As I neared the Embarcadero, the white awning over the stage where the Torch was supposedly due to be received could be seen shielded by green barriers across the street.
Whether the official route continued up to Fisherman's Wharf or had already been shortened to end there - it was reduced at some point - I'm not sure. I turned and headed back to the ballpark.
All of a sudden pouring down behind me in the middle of the street was a human lava flow of Tibetan supporters with yellow flags tinged with red and blue, and a miscellany of other campaigners. In the throng I met up with the two Free Tibet cyclists I had interviewed in the week. This time, I asked their names! Tashi and Gendin then posed for a photo with two young people visiting San Francisco before moving on.
But within minutes police motorcyclists, sirens blaring, drove down one side and a couple of police cars spread across the street. The protesters halted and gathered around the police out of curiosity. The police did a short nosey around and left, and protesters happily spilled out across the width of the street holding some very long banners in front of them.

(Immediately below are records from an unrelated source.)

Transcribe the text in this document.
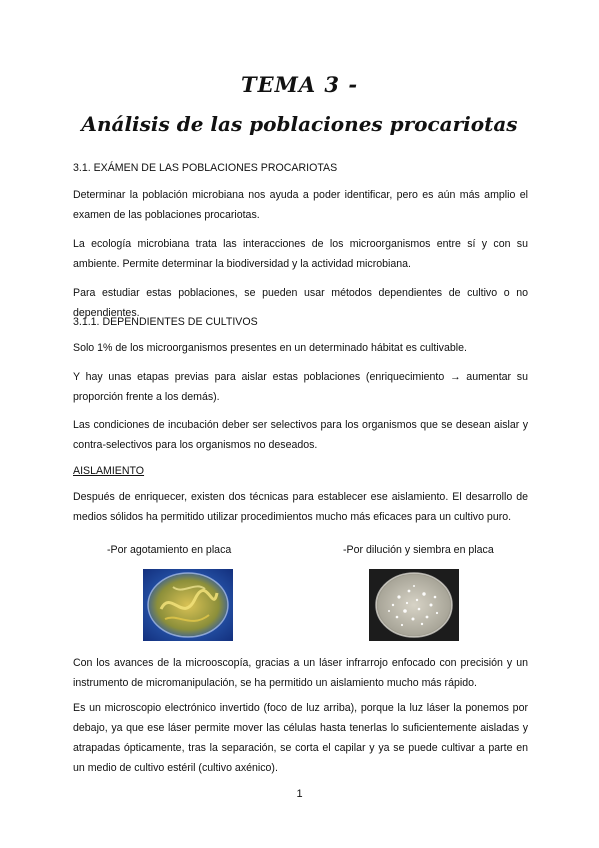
TEMA 3 -
Análisis de las poblaciones procariotas
3.1. EXÁMEN DE LAS POBLACIONES PROCARIOTAS
Determinar la población microbiana nos ayuda a poder identificar, pero es aún más amplio el examen de las poblaciones procariotas.
La ecología microbiana trata las interacciones de los microorganismos entre sí y con su ambiente. Permite determinar la biodiversidad y la actividad microbiana.
Para estudiar estas poblaciones, se pueden usar métodos dependientes de cultivo o no dependientes.
3.1.1. DEPENDIENTES DE CULTIVOS
Solo 1% de los microorganismos presentes en un determinado hábitat es cultivable.
Y hay unas etapas previas para aislar estas poblaciones (enriquecimiento → aumentar su proporción frente a los demás).
Las condiciones de incubación deber ser selectivos para los organismos que se desean aislar y contra-selectivos para los organismos no deseados.
AISLAMIENTO
Después de enriquecer, existen dos técnicas para establecer ese aislamiento. El desarrollo de medios sólidos ha permitido utilizar procedimientos mucho más eficaces para un cultivo puro.
-Por agotamiento en placa	-Por dilución y siembra en placa
Con los avances de la microoscopía, gracias a un láser infrarrojo enfocado con precisión y un instrumento de micromanipulación, se ha permitido un aislamiento mucho más rápido.
Es un microscopio electrónico invertido (foco de luz arriba), porque la luz láser la ponemos por debajo, ya que ese láser permite mover las células hasta tenerlas lo suficientemente aisladas y atrapadas ópticamente, tras la separación, se corta el capilar y ya se puede cultivar a parte en un medio de cultivo estéril (cultivo axénico).
1
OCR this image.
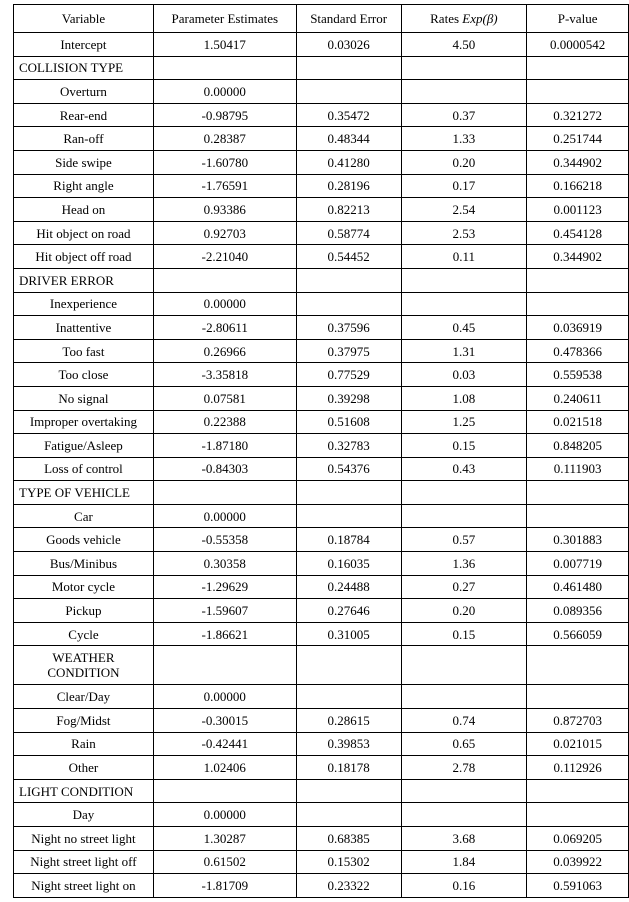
Variable	Parameter Estimates	Standard Error	Rates Exp(β)	P-value
Intercept	1.50417	0.03026	4.50	0.0000542
COLLISION TYPE				
Overturn	0.00000			
Rear-end	-0.98795	0.35472	0.37	0.321272
Ran-off	0.28387	0.48344	1.33	0.251744
Side swipe	-1.60780	0.41280	0.20	0.344902
Right angle	-1.76591	0.28196	0.17	0.166218
Head on	0.93386	0.82213	2.54	0.001123
Hit object on road	0.92703	0.58774	2.53	0.454128
Hit object off road	-2.21040	0.54452	0.11	0.344902
DRIVER ERROR				
Inexperience	0.00000			
Inattentive	-2.80611	0.37596	0.45	0.036919
Too fast	0.26966	0.37975	1.31	0.478366
Too close	-3.35818	0.77529	0.03	0.559538
No signal	0.07581	0.39298	1.08	0.240611
Improper overtaking	0.22388	0.51608	1.25	0.021518
Fatigue/Asleep	-1.87180	0.32783	0.15	0.848205
Loss of control	-0.84303	0.54376	0.43	0.111903
TYPE OF VEHICLE				
Car	0.00000			
Goods vehicle	-0.55358	0.18784	0.57	0.301883
Bus/Minibus	0.30358	0.16035	1.36	0.007719
Motor cycle	-1.29629	0.24488	0.27	0.461480
Pickup	-1.59607	0.27646	0.20	0.089356
Cycle	-1.86621	0.31005	0.15	0.566059
WEATHER CONDITION				
Clear/Day	0.00000			
Fog/Midst	-0.30015	0.28615	0.74	0.872703
Rain	-0.42441	0.39853	0.65	0.021015
Other	1.02406	0.18178	2.78	0.112926
LIGHT CONDITION				
Day	0.00000			
Night no street light	1.30287	0.68385	3.68	0.069205
Night street light off	0.61502	0.15302	1.84	0.039922
Night street light on	-1.81709	0.23322	0.16	0.591063
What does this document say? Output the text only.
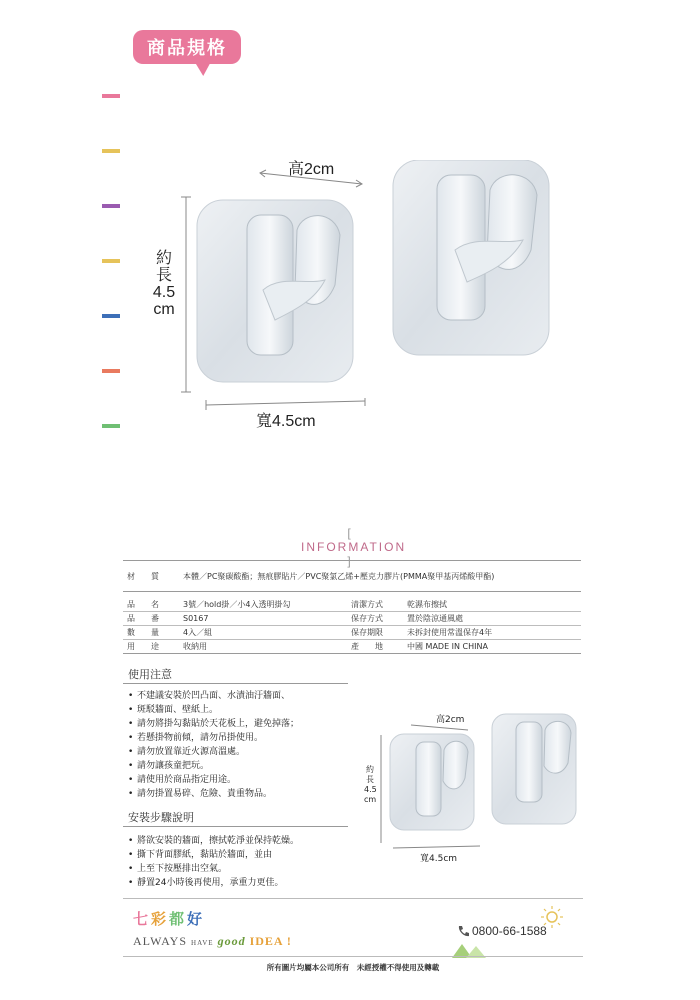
商品規格
高2cm
約
長
4.5
cm
寬4.5cm
[    INFORMATION    ]
材　　質	本體／PC聚碳酸酯；無痕膠貼片／PVC聚氯乙烯+壓克力膠片(PMMA聚甲基丙烯酸甲酯)		
品　　名	3號／hold掛／小4入透明掛勾	清潔方式	乾濕布擦拭
品　　番	S0167	保存方式	置於陰涼通風處
數　　量	4入／組	保存期限	未拆封使用常溫保存4年
用　　途	收納用	產　　地	中國 MADE IN CHINA
使用注意
• 不建議安裝於凹凸面、水漬油汙牆面、
• 斑駁牆面、壁紙上。
• 請勿將掛勾黏貼於天花板上，避免掉落；
• 若懸掛物前傾，請勿吊掛使用。
• 請勿放置靠近火源高溫處。
• 請勿讓孩童把玩。
• 請使用於商品指定用途。
• 請勿掛置易碎、危險、貴重物品。
安裝步驟說明
• 將欲安裝的牆面，擦拭乾淨並保持乾燥。
• 撕下背面膠紙，黏貼於牆面，並由
• 上至下按壓排出空氣。
• 靜置24小時後再使用，承重力更佳。
高2cm
約
長
4.5
cm
寬4.5cm
七彩都好
ALWAYS HAVE good IDEA !
0800-66-1588
所有圖片均屬本公司所有　未經授權不得使用及轉載
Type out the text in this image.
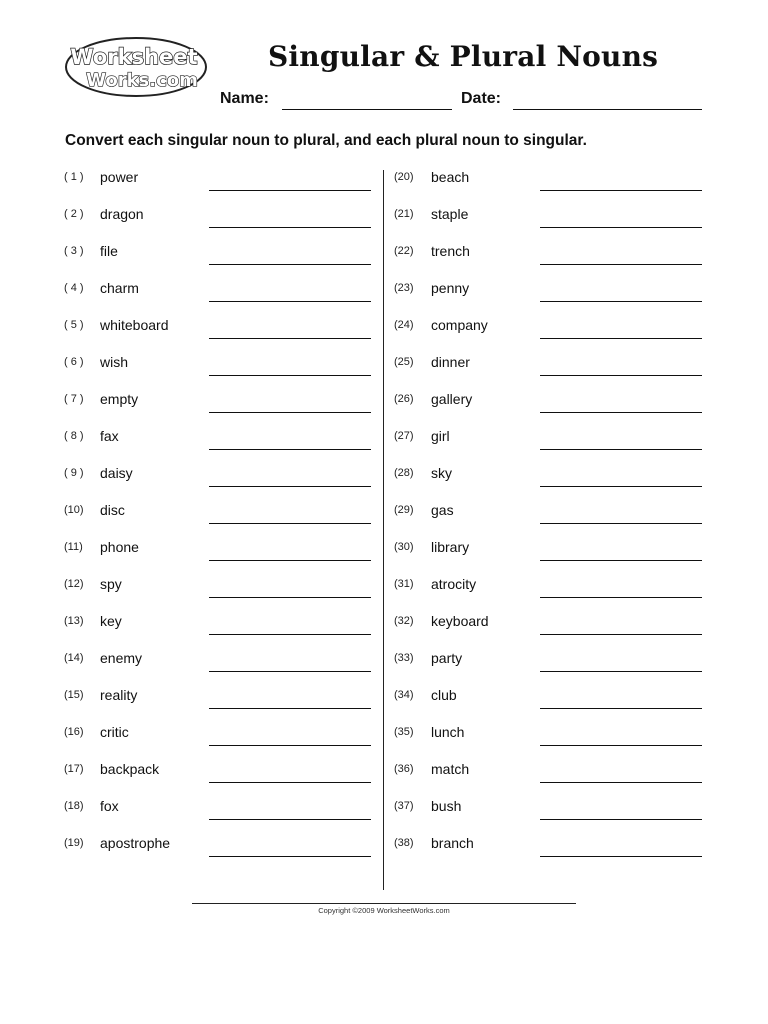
Worksheet
Works.com
Singular & Plural Nouns
Name:	Date:
Convert each singular noun to plural, and each plural noun to singular.
( 1 )	power
( 2 )	dragon
( 3 )	file
( 4 )	charm
( 5 )	whiteboard
( 6 )	wish
( 7 )	empty
( 8 )	fax
( 9 )	daisy
(10)	disc
(11)	phone
(12)	spy
(13)	key
(14)	enemy
(15)	reality
(16)	critic
(17)	backpack
(18)	fox
(19)	apostrophe
(20)	beach
(21)	staple
(22)	trench
(23)	penny
(24)	company
(25)	dinner
(26)	gallery
(27)	girl
(28)	sky
(29)	gas
(30)	library
(31)	atrocity
(32)	keyboard
(33)	party
(34)	club
(35)	lunch
(36)	match
(37)	bush
(38)	branch
Copyright ©2009 WorksheetWorks.com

Being towed was a mock tank and people dressed in dark red monks' outfits holding pictures of the Dalai Lama. 'Chinese soldiers' beat the monks in a re-enactment of Tibetan scenes.
As they were doing this a large, blue coach with darkened windows powered it's way up from the ballpark and swung in front of the protesters towards a side exit. The protesters leapt into more action, banging on the sides of coach and swarming in sufficient numbers to cause it to stop. Then they lay down in front of it.
With the coach at a standstill and more people continuing to parade downwards, I continued on.
Back past the costumed Chinese brigade where there was a pause for heckling and then overtaking the marchers I headed firmly back to the ballpark as 1 pm was approaching. Throughout the walk and as we waited by the bridge the shouts of slogans and counter-slogans rang out but the protesters were non-violent and peaceful.
My previous blog gives an account of what happened at 1 pm onwards until finally the truth of the Torch's disappearance dawned.